I think it really boils down to this: Assume nothing.
Simple math suggests higher ethanol = reduced economy, but the real world tells us that is not always the case. Mostly because not all engines are running at peak efficiency on pure gasoline IMO, but those that are will likely lose economy in terms of strict miles/hours per gallon even if they do burn the ethanol based fuel at least as efficiently.
MY POINT is that you can't just look at the nearly 40% difference in BTUs between gasoline and ethanol and assume that's what the difference will be in fuel economy. There is plenty of data to suggest that will be the case, but it depends on tune!
I've compared E10 and straight gas over the last year. Picking out the tanks with the most similar weather (dropping the cold winter ones), I get the following results. 6 tanks each.
Based on the roughly 4% drop in BTUs with E10, your economy sucks with a loss of over 6%. It's probably running a hair too lean on E10, causing misfires that may or may not be perceptible, and losing power.
I'll bet your economy comes back that extra 2% if you bump up one octane grade.
(assuming what you say is true)
Why should I pay more for mid-grade E-fuel to get only a 4% drop in mileage when my car runs so nicely on real gas? That would be a double loss in my miles-per-dollar efficiency.
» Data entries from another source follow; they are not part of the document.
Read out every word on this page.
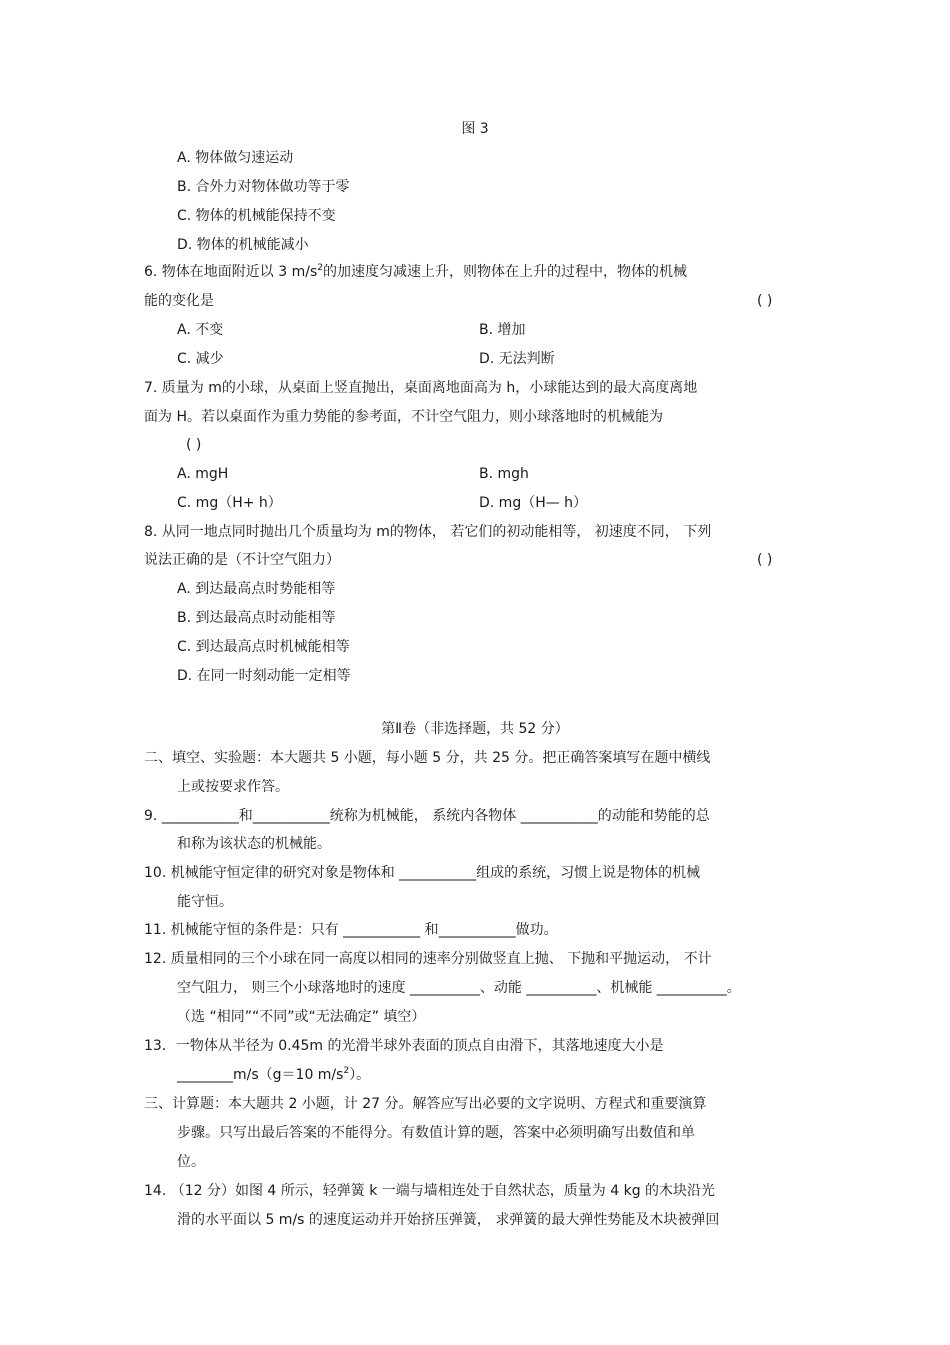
图 3
A. 物体做匀速运动
B. 合外力对物体做功等于零
C. 物体的机械能保持不变
D. 物体的机械能减小
6. 物体在地面附近以 3 $m/s^2$的加速度匀减速上升，则物体在上升的过程中，物体的机械
能的变化是	( )
A. 不变	B. 增加
C. 减少	D. 无法判断
7. 质量为 m的小球，从桌面上竖直抛出，桌面离地面高为 h，小球能达到的最大高度离地
面为 H。若以桌面作为重力势能的参考面，不计空气阻力，则小球落地时的机械能为
( )
A. mgH	B. mgh
C. mg（H+ h）	D. mg（H— h）
8. 从同一地点同时抛出几个质量均为 m的物体， 若它们的初动能相等， 初速度不同， 下列
说法正确的是（不计空气阻力）	( )
A. 到达最高点时势能相等
B. 到达最高点时动能相等
C. 到达最高点时机械能相等
D. 在同一时刻动能一定相等
第Ⅱ卷（非选择题，共 52 分）
二、填空、实验题：本大题共 5 小题，每小题 5 分，共 25 分。把正确答案填写在题中横线
上或按要求作答。
9. ___________和___________统称为机械能， 系统内各物体 ___________的动能和势能的总
和称为该状态的机械能。
10. 机械能守恒定律的研究对象是物体和 ___________组成的系统，习惯上说是物体的机械
能守恒。
11. 机械能守恒的条件是：只有 ___________ 和___________做功。
12. 质量相同的三个小球在同一高度以相同的速率分别做竖直上抛、 下抛和平抛运动， 不计
空气阻力， 则三个小球落地时的速度 __________、动能 __________、机械能 __________。
（选 “相同”“不同”或“无法确定” 填空）
13．一物体从半径为 0.45m 的光滑半球外表面的顶点自由滑下，其落地速度大小是
________m/s（g＝10 $m/s^2$）。
三、计算题：本大题共 2 小题，计 27 分。解答应写出必要的文字说明、方程式和重要演算
步骤。只写出最后答案的不能得分。有数值计算的题，答案中必须明确写出数值和单
位。
14. （12 分）如图 4 所示，轻弹簧 k 一端与墙相连处于自然状态，质量为 4 kg 的木块沿光
滑的水平面以 5 m/s 的速度运动并开始挤压弹簧， 求弹簧的最大弹性势能及木块被弹回
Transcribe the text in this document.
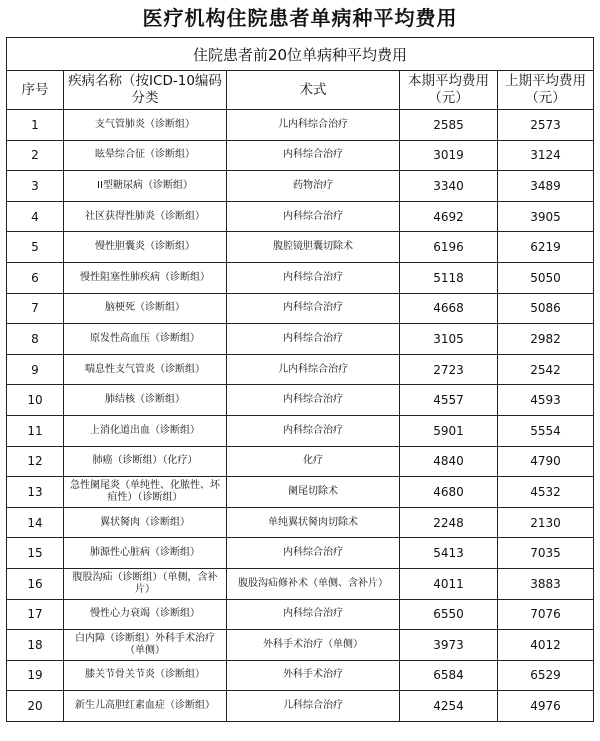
医疗机构住院患者单病种平均费用
住院患者前20位单病种平均费用				
序号	疾病名称（按ICD-10编码分类	术式	本期平均费用（元）	上期平均费用（元）
1	支气管肺炎（诊断组）	儿内科综合治疗	2585	2573
2	眩晕综合征（诊断组）	内科综合治疗	3019	3124
3	II型糖尿病（诊断组）	药物治疗	3340	3489
4	社区获得性肺炎（诊断组）	内科综合治疗	4692	3905
5	慢性胆囊炎（诊断组）	腹腔镜胆囊切除术	6196	6219
6	慢性阻塞性肺疾病（诊断组）	内科综合治疗	5118	5050
7	脑梗死（诊断组）	内科综合治疗	4668	5086
8	原发性高血压（诊断组）	内科综合治疗	3105	2982
9	喘息性支气管炎（诊断组）	儿内科综合治疗	2723	2542
10	肺结核（诊断组）	内科综合治疗	4557	4593
11	上消化道出血（诊断组）	内科综合治疗	5901	5554
12	肺癌（诊断组）（化疗）	化疗	4840	4790
13	急性阑尾炎（单纯性、化脓性、坏疽性）（诊断组）	阑尾切除术	4680	4532
14	翼状胬肉（诊断组）	单纯翼状胬肉切除术	2248	2130
15	肺源性心脏病（诊断组）	内科综合治疗	5413	7035
16	腹股沟疝（诊断组）（单侧，含补片）	腹股沟疝修补术（单侧、含补片）	4011	3883
17	慢性心力衰竭（诊断组）	内科综合治疗	6550	7076
18	白内障（诊断组）外科手术治疗（单侧）	外科手术治疗（单侧）	3973	4012
19	膝关节骨关节炎（诊断组）	外科手术治疗	6584	6529
20	新生儿高胆红素血症（诊断组）	儿科综合治疗	4254	4976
I wish I could get real gas. Does anyone know of a website or database that tracks stations serving up the real stuff? That would be really helpful to use when traveling out of state.
That's the thing. In many areas, increasingly, straight gasoline simply is not available or the stations cannot legally put it into your tank unless it is an RV, boat, etc.
The only stations that supposedly sell it around here are on or near water or other recreational vehicle areas - but I'm suspicious that all of them are actually selling E-free fuel and not just charging extra for the same E10 they sell to everybody else. By our state law, the regulators wouldn't even be interested in checking the content of the fuel since it is not being sold for on-road use.
MSDS sheets tell you nothing... Its probably like "proprietary additive 506" and "proprietary additive 209" and stuff like that... I've tried reading MSDS sheets to figure out what's in stuff before. Never worked.